Not every type of exercise will work for every person, of course, but a growing body of research indicates that very vigorous exercise (like the interval workouts Gibala is studying, and X Gym) is, in fact, even appropriate for people with different chronic conditions, from Type 2 diabetes to heart failure. That’s new thinking because, for decades, people with certain diseases and even pregnant women were advised not to exercise. 

Now scientists know that far more people can and should exercise. A recent analysis of more than 300 clinical trials discovered that for people recovering from a stroke, for instance, exercise was even more effective at helping them rehabilitate.

Dr. Robert Sallis, a family physician who runs a sports medicine fellowship at Kaiser Permanente Fontana Medical Center in California, has prescribed exercise to his patients since the early 1990s to reduce his medication prescriptions. “It really worked amazingly, particularly in my very sickest patients,” he says. “If I could get them to do it on a regular basis–even just walking, anything that got their heart rate up a bit–I would see dramatic improvements in their chronic disease, not to mention all of these other things like depression, anxiety, mood and energy levels.”

Older people, too, can benefit from strenuous exercise.
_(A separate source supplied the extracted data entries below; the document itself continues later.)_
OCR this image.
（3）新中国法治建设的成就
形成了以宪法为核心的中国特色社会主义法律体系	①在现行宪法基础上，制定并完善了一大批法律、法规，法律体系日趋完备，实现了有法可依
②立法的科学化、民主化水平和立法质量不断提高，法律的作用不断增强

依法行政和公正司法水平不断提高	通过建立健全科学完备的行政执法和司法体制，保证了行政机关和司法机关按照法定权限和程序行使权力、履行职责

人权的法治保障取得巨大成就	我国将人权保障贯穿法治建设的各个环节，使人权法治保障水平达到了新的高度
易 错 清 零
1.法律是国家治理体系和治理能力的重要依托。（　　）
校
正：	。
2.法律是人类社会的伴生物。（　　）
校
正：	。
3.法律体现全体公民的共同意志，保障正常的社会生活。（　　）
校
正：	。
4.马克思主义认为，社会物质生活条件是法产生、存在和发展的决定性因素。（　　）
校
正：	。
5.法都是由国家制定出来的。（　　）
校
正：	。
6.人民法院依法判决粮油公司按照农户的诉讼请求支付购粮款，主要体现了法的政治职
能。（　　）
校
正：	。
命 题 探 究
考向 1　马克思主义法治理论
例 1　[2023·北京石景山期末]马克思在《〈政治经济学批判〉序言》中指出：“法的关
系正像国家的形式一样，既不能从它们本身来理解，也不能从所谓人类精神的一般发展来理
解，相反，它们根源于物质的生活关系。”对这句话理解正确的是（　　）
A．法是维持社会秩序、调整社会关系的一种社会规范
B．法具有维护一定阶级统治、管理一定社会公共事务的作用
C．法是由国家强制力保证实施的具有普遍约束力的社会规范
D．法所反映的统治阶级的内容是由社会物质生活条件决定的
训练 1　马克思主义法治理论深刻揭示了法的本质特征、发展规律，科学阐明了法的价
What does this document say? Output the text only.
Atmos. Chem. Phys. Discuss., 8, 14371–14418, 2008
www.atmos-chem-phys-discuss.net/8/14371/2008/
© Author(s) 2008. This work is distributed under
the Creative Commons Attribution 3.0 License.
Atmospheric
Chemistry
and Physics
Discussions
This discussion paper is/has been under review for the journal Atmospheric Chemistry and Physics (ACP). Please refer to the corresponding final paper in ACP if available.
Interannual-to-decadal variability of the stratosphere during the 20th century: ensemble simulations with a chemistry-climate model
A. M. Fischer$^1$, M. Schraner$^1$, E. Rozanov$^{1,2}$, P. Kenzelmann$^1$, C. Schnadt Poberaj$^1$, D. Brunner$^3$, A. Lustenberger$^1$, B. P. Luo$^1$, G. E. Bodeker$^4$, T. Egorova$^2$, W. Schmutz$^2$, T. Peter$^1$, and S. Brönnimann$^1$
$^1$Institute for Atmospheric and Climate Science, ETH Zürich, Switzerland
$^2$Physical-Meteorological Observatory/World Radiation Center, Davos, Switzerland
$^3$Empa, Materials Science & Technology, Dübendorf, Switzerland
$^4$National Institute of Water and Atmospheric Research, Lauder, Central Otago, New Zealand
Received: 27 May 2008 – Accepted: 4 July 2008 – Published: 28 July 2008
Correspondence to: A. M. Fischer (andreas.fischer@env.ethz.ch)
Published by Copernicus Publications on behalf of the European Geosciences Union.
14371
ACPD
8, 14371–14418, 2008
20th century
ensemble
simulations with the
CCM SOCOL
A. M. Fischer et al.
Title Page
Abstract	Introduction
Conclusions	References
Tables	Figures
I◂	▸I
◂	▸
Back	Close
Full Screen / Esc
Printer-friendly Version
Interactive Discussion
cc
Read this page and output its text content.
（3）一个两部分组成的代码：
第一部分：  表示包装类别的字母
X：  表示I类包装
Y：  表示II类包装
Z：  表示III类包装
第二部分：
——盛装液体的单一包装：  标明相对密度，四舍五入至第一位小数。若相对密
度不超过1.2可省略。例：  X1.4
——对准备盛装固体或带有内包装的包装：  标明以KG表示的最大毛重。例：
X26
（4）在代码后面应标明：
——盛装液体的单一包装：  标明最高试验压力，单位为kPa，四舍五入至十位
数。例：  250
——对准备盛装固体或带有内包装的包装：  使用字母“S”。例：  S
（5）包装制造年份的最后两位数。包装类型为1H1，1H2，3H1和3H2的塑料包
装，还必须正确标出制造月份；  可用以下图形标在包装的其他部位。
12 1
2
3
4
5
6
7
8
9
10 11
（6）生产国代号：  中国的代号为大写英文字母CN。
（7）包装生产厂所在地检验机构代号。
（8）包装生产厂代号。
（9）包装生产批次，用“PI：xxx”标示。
Until now, all the recommendations for increasing bone density have included low-repetition, high-weight types of training, says Jinger Gottschall, associate professor of kinesiology at Penn State University. “But this just isn’t feasible for a lot of people. You can’t picture your grandma going in and doing that.” Luckily for Grandma, Gottschall’s team found that lifting lighter weights for more reps also improves bone density in key parts of the body, making it a good alternative to heavy lifting. X Gym style uses light weights too, but with longer time under tension than traditional training, which adds a cardio aspect, making it a combo exercise, which contributes to its unique time-saving hack.

It’s becoming evident that nearly everyone, regardless of age or condition, benefits from exercise. And as scientists learn more about why that is, they’re hoping that those early 20th century missteps–the move away from our being bodies in motion–will be reversed. They’re also hoping that the messaging around exercise gets simpler. 

“People think now, because of the health club and fitness movement, that in order to exercise you need to join a fancy club and wear fancy clothes,” says Berryman. In fact, some of the best exercise, research is showing, doesn’t require a gym membership at all. The X Gym App, for instance, can be done anywhere anytime, with little equipment, or even none at all.

TARNOPOLSKY STUDY RESULTS

Back at McMaster University, Tarnopolsky and his team have done autopsies on mice from their new study, and even though the scalpel-wielding scientists are blind to which groups the mice were in, they can tell with certainty which animals were allowed to exercise and which were sedentary. “You open up the sedentary mice and there’s fat all over the place,” he says. About half of those mice have tumors. “They just look god-awful.”

As for the mice who hit the wheel every day? “We haven’t found a single tumor,” he says. “I think if people saw, they’d be pretty motivated to exercise.